The Corner

Politics & Policy

Vocab. in the Age of Trump

Trump was speaking of Gary Cohn, his departing economic adviser: “He may be a globalist, but I still like him. He is seriously a globalist, there’s no question. But you know what? In his own way, he’s a nationalist, because he loves our country.”

Trump has not only changed the Republican party and the conservative movement — if there still is one — he has also changed the very way we talk. “Globalist” is on the lips of the Right now.

I have friends who were staunch Goldwaterites and Reaganites for decades. Last year, they started using the word “globalist,” as an epithet. I was shocked. Had never heard them talk that way, or think that way.

This is what I call “Trump trickledown.” I’ve seen some of the best minds of my generation, and others, addled by Trump. It is a self-addling, though: They have done it to themselves. (Peer pressure contributes, of course. “Hop on the Trump Train or git crushed,” people tell you.)

What is a “globalist”? Someone who supports free trade? Recognizes the need for alliances with others? Understands the value of U.S. leadership in the world? Travels? Is it a synonym of “Reaganite”? Is it code for “Jew,” as “neocon” often is?

I think the word “globalist” in the mouth of the Right is akin to “fascist” in the mouth of the Left: It means, essentially, “I disagree with you and I hate you and I’m better than you.”

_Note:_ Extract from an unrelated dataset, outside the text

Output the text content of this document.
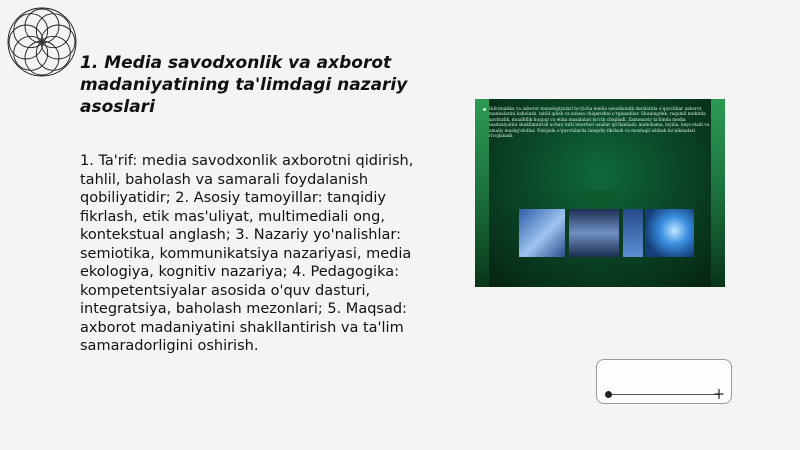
1. Media savodxonlik va axborot madaniyatining ta'limdagi nazariy asoslari
1. Ta'rif: media savodxonlik axborotni qidirish, tahlil, baholash va samarali foydalanish qobiliyatidir; 2. Asosiy tamoyillar: tanqidiy fikrlash, etik mas'uliyat, multimediali ong, kontekstual anglash; 3. Nazariy yo'nalishlar: semiotika, kommunikatsiya nazariyasi, media ekologiya, kognitiv nazariya; 4. Pedagogika: kompetentsiyalar asosida o'quv dasturi, integratsiya, baholash mezonlari; 5. Maqsad: axborot madaniyatini shakllantirish va ta'lim samaradorligini oshirish.

Informatika va axborot texnologiyalari bo'yicha media savodxonlik darslarida o'quvchilar axborot manbalarini baholash, tahlil qilish va xulosa chiqarishni o'rganadilar. Shuningdek, raqamli muhitda xavfsizlik, mualliflik huquqi va etika masalalari ko'rib chiqiladi. Zamonaviy ta'limda media madaniyatini shakllantirish uchun turli interfaol usullar qo'llaniladi: muhokama, loyiha, keys-stadi va amaliy mashg'ulotlar. Natijada o'quvchilarda tanqidiy fikrlash va mustaqil ishlash ko'nikmalari rivojlanadi.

Turn, now, to the other part of Trump’s statement about Cohn: “In his own way, he’s a nationalist, because he loves our country.” B.T. (Before Trump), we called someone who loves his country a “patriot.” Do you have to be a nationalist to love your country? That would rule out most of us patriots, I gather.

And the great nationalists, the great America Firsters, seem to be awfully quiet when it comes to the Kremlin’s attacks on our country. Knock the FBI, the media, and Oprah — knock the Democrats, Theresa May, and Jeff Sessions — but heaven forbid you should utter a peep about Vlad (unless it’s praise).

I have seen onetime moralists go positively libertine when it comes to presidential character. I have seen one-time free-marketeers make excuses for Trumpian autarky and corporatism. (“Don’t pick winners and losers!” they used to say.) I have seen people well along in years suddenly transformed in mind and speech. It has been one strange trip.

Words matter, especially out of a president’s mouth. Virtually everything a president does has an effect on the public. Kennedy didn’t wear a hat, so men stopped wearing hats. That kind of thing. But when Trump equates “globalism,” whatever he means by it, with treason or something, and when he substitutes nationalism for patriotism, I will fight him, and not alone, I’m happy to say.